The problem, the HSE says, is that the price Biogen wants to charge for the drug is just too high. The two sides now have 28 days to compromise on price; otherwise, the decision will be finalised.

But Spinraza is just the latest in a long line of high profile, and sometimes controversial, drug approvals.

Cervical check crisis

Following the cervical check crisis, campaigner Vicky Phelan – and later all the 221 women affected who could benefit from it – were offered access to a drug called Pembro. No other cervical cancer patient can get it.

The reason is that, while it is approved in the US, it has not yet been approved by the European Medicines Agency – normally the precursor to any decision about making the drug available in the EU.

Then there was Orkambi, a breakthrough drug for cystic fibrosis that will cost about €400 million over a decade. It was sanctioned by Government after a lengthy patient-led campaign as the HSE said it could find no budget for it.

* These aren’t exceptions. Every year, there are a number of novel medicines that cause a public and political storm.
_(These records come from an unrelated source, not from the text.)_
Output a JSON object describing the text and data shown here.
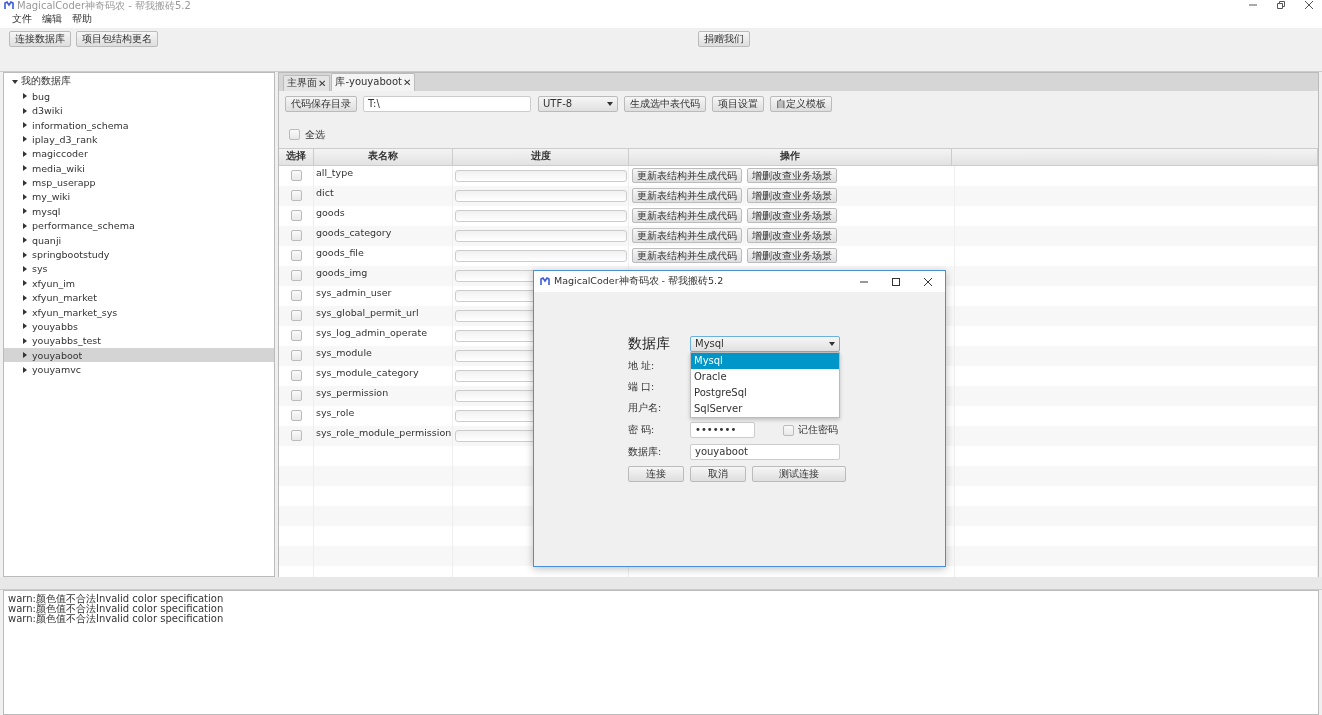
{
  "window": {
    "title": "MagicalCoder神奇码农 - 帮我搬砖5.2"
  },
  "menu": [
    "文件",
    "编辑",
    "帮助"
  ],
  "toolbar": {
    "left_buttons": [
      "连接数据库",
      "项目包结构更名"
    ],
    "center_button": "捐赠我们"
  },
  "tree": {
    "label": "我的数据库",
    "expanded": true,
    "children": [
      {
        "label": "bug",
        "selected": false
      },
      {
        "label": "d3wiki",
        "selected": false
      },
      {
        "label": "information_schema",
        "selected": false
      },
      {
        "label": "iplay_d3_rank",
        "selected": false
      },
      {
        "label": "magiccoder",
        "selected": false
      },
      {
        "label": "media_wiki",
        "selected": false
      },
      {
        "label": "msp_userapp",
        "selected": false
      },
      {
        "label": "my_wiki",
        "selected": false
      },
      {
        "label": "mysql",
        "selected": false
      },
      {
        "label": "performance_schema",
        "selected": false
      },
      {
        "label": "quanji",
        "selected": false
      },
      {
        "label": "springbootstudy",
        "selected": false
      },
      {
        "label": "sys",
        "selected": false
      },
      {
        "label": "xfyun_im",
        "selected": false
      },
      {
        "label": "xfyun_market",
        "selected": false
      },
      {
        "label": "xfyun_market_sys",
        "selected": false
      },
      {
        "label": "youyabbs",
        "selected": false
      },
      {
        "label": "youyabbs_test",
        "selected": false
      },
      {
        "label": "youyaboot",
        "selected": true
      },
      {
        "label": "youyamvc",
        "selected": false
      }
    ]
  },
  "tabs": [
    {
      "label": "主界面",
      "close": "✕",
      "selected": false
    },
    {
      "label": "库-youyaboot",
      "close": "✕",
      "selected": true
    }
  ],
  "code_toolbar": {
    "save_dir_button": "代码保存目录",
    "save_dir_value": "T:\\",
    "encoding": "UTF-8",
    "buttons": [
      "生成选中表代码",
      "项目设置",
      "自定义模板"
    ]
  },
  "select_all": {
    "label": "全选",
    "checked": false
  },
  "table": {
    "columns": [
      "选择",
      "表名称",
      "进度",
      "操作"
    ],
    "rows": [
      {
        "checked": false,
        "level": 0,
        "name": "all_type",
        "actions": [
          "更新表结构并生成代码",
          "增删改查业务场景"
        ]
      },
      {
        "checked": false,
        "level": 0,
        "name": "dict",
        "actions": [
          "更新表结构并生成代码",
          "增删改查业务场景"
        ]
      },
      {
        "checked": false,
        "level": 0,
        "name": "goods",
        "actions": [
          "更新表结构并生成代码",
          "增删改查业务场景"
        ]
      },
      {
        "checked": false,
        "level": 0,
        "name": "goods_category",
        "actions": [
          "更新表结构并生成代码",
          "增删改查业务场景"
        ]
      },
      {
        "checked": false,
        "level": 0,
        "name": "goods_file",
        "actions": [
          "更新表结构并生成代码",
          "增删改查业务场景"
        ]
      },
      {
        "checked": false,
        "level": 0,
        "name": "goods_img"
      },
      {
        "checked": false,
        "level": 0,
        "name": "sys_admin_user"
      },
      {
        "checked": false,
        "level": 0,
        "name": "sys_global_permit_url"
      },
      {
        "checked": false,
        "level": 0,
        "name": "sys_log_admin_operate"
      },
      {
        "checked": false,
        "level": 0,
        "name": "sys_module"
      },
      {
        "checked": false,
        "level": 0,
        "name": "sys_module_category"
      },
      {
        "checked": false,
        "level": 0,
        "name": "sys_permission"
      },
      {
        "checked": false,
        "level": 0,
        "name": "sys_role"
      },
      {
        "checked": false,
        "level": 0,
        "name": "sys_role_module_permission"
      }
    ]
  },
  "log": [
    "warn:颜色值不合法Invalid color specification",
    "warn:颜色值不合法Invalid color specification",
    "warn:颜色值不合法Invalid color specification"
  ],
  "dialog": {
    "title": "MagicalCoder神奇码农 - 帮我搬砖5.2",
    "db_label": "数据库",
    "db_type": "Mysql",
    "db_options": [
      {
        "label": "Mysql",
        "selected": true
      },
      {
        "label": "Oracle",
        "selected": false
      },
      {
        "label": "PostgreSql",
        "selected": false
      },
      {
        "label": "SqlServer",
        "selected": false
      }
    ],
    "labels": [
      "地 址:",
      "端 口:",
      "用户名:",
      "密 码:",
      "数据库:"
    ],
    "password": "•••••••",
    "remember": {
      "label": "记住密码",
      "checked": false
    },
    "database": "youyaboot",
    "buttons": [
      "连接",
      "取消",
      "测试连接"
    ]
  }
}
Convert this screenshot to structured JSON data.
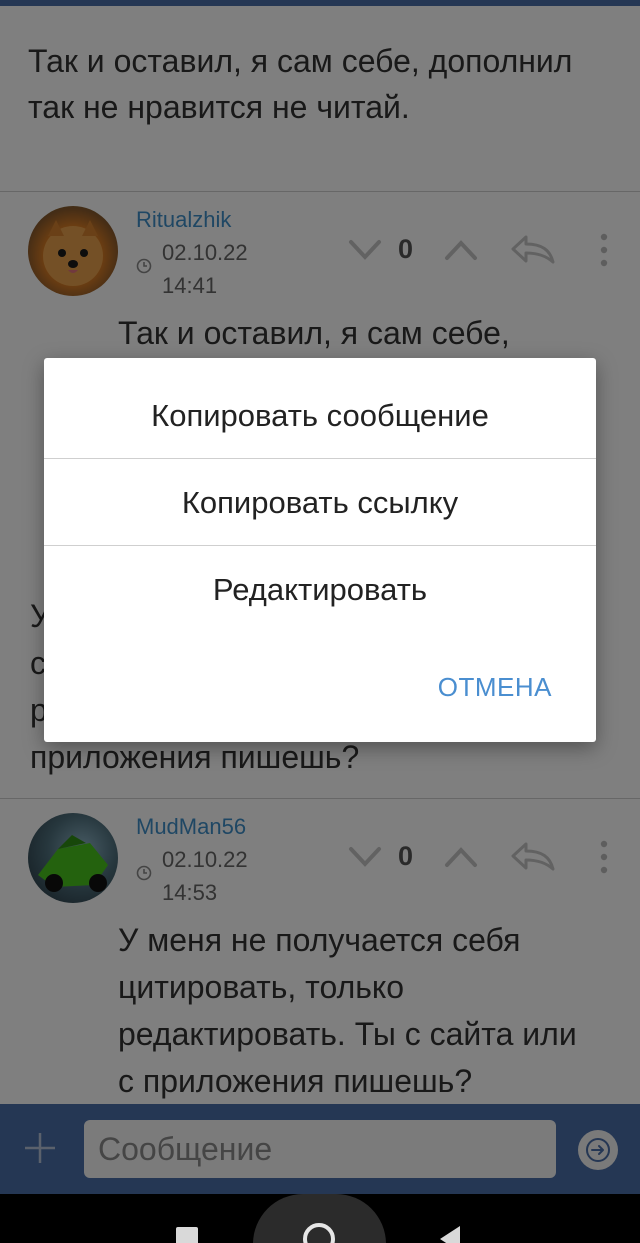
{
  "previous_message": {
    "text": "Так и оставил, я сам себе, дополнил так не нравится не читай."
  },
  "comments": [
    {
      "author": "Ritualzhik",
      "date": "02.10.22",
      "time": "14:41",
      "score": "0",
      "text": "Так и оставил, я сам себе,",
      "avatar": "pomeranian-dog-avatar",
      "partial_lines": [
        "У",
        "с",
        "р",
        "приложения пишешь?"
      ]
    },
    {
      "author": "MudMan56",
      "date": "02.10.22",
      "time": "14:53",
      "score": "0",
      "text": "У меня не получается себя цитировать, только редактировать. Ты с сайта или с приложения пишешь?",
      "avatar": "motorcycle-avatar"
    }
  ],
  "context_menu": {
    "items": [
      "Копировать сообщение",
      "Копировать ссылку",
      "Редактировать"
    ],
    "cancel": "ОТМЕНА"
  },
  "composer": {
    "placeholder": "Сообщение"
  },
  "colors": {
    "accent": "#4a6ea8",
    "author": "#3f8fc8",
    "cancel": "#4a8ed0",
    "dim": "rgba(0,0,0,0.5)"
  }
}
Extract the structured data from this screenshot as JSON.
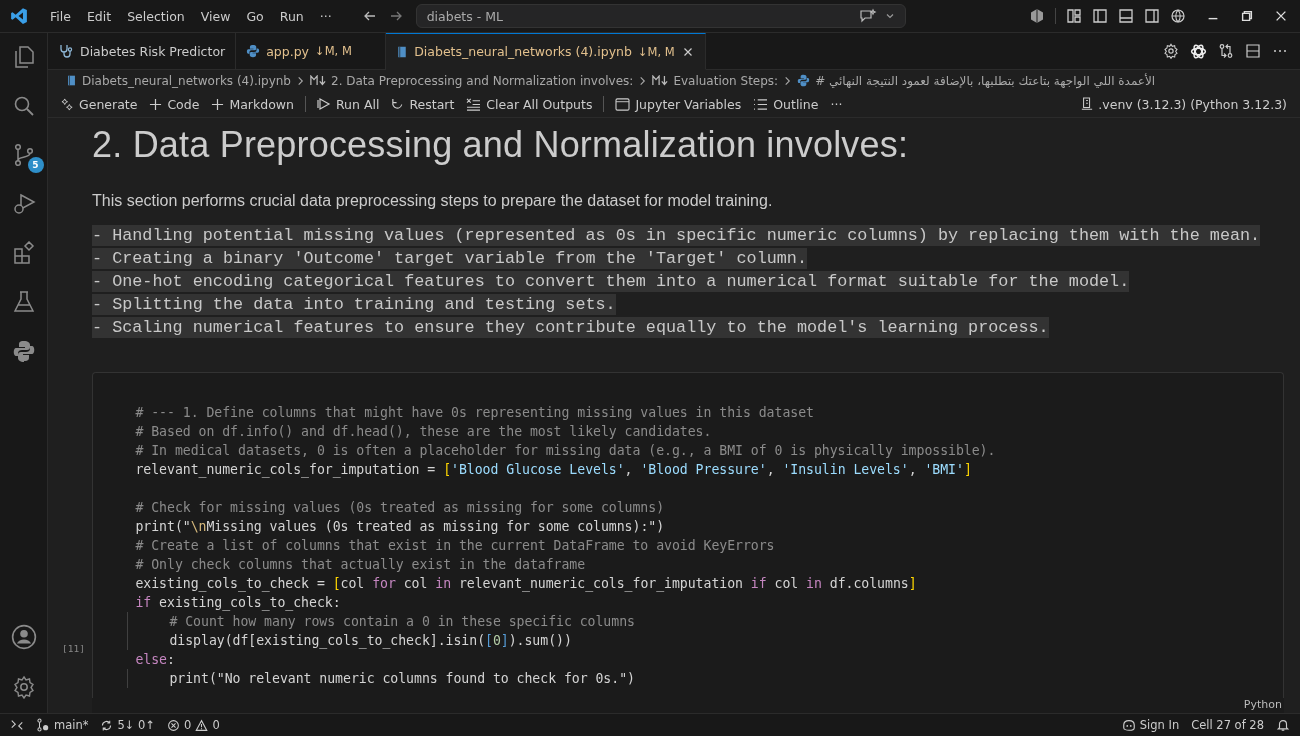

So how does the drug approval system work and why are so many medicines getting stuck in the system?

Once a drug gets approval from the European Medicines Agency – and a licence from the Irish regulator, the Health Products Regulatory Authority, on the back of that approval – it is up to the pharma companies to approach individual national health payers to see if they will purchase it. In Ireland, that is the HSE.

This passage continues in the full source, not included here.